Depois, em resposta ao senador governista Marcos Rogério (DEM-RO), que perguntava se seria justo atribuir à China uma atitude de boicote ao Brasil por conta de declarações do presidente ou de autoridades públicas, o ex-chanceler afirmou que o país asiático não teria interesse nenhum em espalhar a imagem de que negociam imunizantes a partir de contextos políticos.

“A China jamais apresentou qualquer condicionamento de natureza política, comercial ou outra para a liberação das vacinas e insumos de vacinas. E o Brasil não tem por que se sentir, de nenhuma forma, discriminado pela China, muito pelo contrário. Isso foi dito por autoridades chinesas à nossa Embaixada em Pequim; foi declarado também pelo embaixador da China, em Brasília, que o Brasil foi o país que mais recebeu insumos da China em todo o mundo”, alegou.

“Todo mundo acha que nós criamos problemas com a China, menos a China.

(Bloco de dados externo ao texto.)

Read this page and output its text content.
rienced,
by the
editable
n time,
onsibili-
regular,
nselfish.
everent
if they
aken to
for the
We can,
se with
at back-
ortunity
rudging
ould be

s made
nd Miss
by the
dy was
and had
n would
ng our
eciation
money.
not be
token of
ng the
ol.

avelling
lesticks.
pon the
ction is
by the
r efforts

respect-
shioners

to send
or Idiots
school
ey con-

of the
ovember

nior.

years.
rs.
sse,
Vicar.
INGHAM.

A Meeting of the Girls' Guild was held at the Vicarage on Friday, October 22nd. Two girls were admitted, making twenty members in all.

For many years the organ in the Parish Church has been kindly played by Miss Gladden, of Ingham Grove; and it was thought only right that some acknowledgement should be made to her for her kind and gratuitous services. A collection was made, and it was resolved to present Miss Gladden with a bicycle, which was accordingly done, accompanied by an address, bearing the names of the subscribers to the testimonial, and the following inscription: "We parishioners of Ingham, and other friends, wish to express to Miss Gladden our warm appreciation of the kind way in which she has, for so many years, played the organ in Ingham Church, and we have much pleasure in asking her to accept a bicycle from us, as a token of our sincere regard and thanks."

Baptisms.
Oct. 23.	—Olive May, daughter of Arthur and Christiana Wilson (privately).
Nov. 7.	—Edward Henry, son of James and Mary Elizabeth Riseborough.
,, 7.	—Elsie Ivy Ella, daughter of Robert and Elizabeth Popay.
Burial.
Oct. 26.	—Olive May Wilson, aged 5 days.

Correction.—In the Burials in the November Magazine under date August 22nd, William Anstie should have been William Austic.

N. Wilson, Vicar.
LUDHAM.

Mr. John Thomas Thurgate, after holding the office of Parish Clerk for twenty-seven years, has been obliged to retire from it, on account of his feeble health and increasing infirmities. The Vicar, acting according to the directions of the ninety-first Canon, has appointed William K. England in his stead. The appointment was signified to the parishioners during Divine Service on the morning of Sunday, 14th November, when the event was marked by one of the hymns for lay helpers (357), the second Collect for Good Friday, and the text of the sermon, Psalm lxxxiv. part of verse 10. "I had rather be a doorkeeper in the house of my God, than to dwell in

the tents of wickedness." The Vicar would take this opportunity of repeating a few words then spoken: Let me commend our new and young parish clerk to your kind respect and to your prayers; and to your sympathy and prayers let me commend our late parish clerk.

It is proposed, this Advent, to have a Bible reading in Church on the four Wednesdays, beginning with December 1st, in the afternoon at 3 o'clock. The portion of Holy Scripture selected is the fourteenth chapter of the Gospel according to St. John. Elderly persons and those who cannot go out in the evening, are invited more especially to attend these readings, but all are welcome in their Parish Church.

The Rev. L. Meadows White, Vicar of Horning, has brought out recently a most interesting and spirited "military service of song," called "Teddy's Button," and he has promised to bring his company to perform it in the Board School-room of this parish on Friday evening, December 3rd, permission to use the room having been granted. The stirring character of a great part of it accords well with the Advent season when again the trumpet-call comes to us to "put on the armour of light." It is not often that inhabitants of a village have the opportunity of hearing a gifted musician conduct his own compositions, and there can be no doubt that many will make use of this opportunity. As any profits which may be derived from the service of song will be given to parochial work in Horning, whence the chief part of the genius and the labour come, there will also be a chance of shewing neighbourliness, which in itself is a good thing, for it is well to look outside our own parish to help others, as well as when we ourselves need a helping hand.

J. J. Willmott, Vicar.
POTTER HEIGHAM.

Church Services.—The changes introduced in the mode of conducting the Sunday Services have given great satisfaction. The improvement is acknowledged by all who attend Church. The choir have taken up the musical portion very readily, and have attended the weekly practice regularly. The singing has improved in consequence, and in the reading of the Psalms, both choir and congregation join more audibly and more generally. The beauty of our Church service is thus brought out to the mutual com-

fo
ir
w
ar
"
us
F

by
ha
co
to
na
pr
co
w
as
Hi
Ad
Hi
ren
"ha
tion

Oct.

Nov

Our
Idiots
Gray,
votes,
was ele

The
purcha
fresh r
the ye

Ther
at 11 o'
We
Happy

As autoridades chinesas jamais nos deram indicação, direta ou indireta, de que qualquer comportamento do Governo brasileiro tivesse resultado num problema.”

CORRESPONDÊNCIAS

A senadora Kátia Abreu (PP-TO), presidente da Comissão de Relações Exteriores do Senado, afirmou que o ex-chanceler é um “negacionista compulsivo” e o acusou de omissão à frente da pasta.

A parlamentar pediu que a CPI da Covid aprove pedido ao Itamaraty para que compartilhe toda a troca de correspondências da diplomacia brasileira com outros ministérios e também com embaixadas sobre a pandemia. A comissão deve analisar o pedido na quinta-feira.

Para sustentar sua fala, Kátia Abreu citou reunião ministerial em que Araújo teria feito declarações polêmicas sobre a China ao ponto de o Supremo Tribunal Federal (STF) autorizar a retirada desse trecho da versão da reunião que foi publicizada, para evitar danos aos laços entre o Brasil e o país asiático.

A parlamentar alertou que a CPI poderia pedir a quebra do sigilo para averiguar a fala do ex-titular do Itamaraty nessa reunião. E o relator da CPI, senador Renan Calheiros (MDB-AL), anunciou sua intenção de pedir a requisição das gravações da reunião ministerial.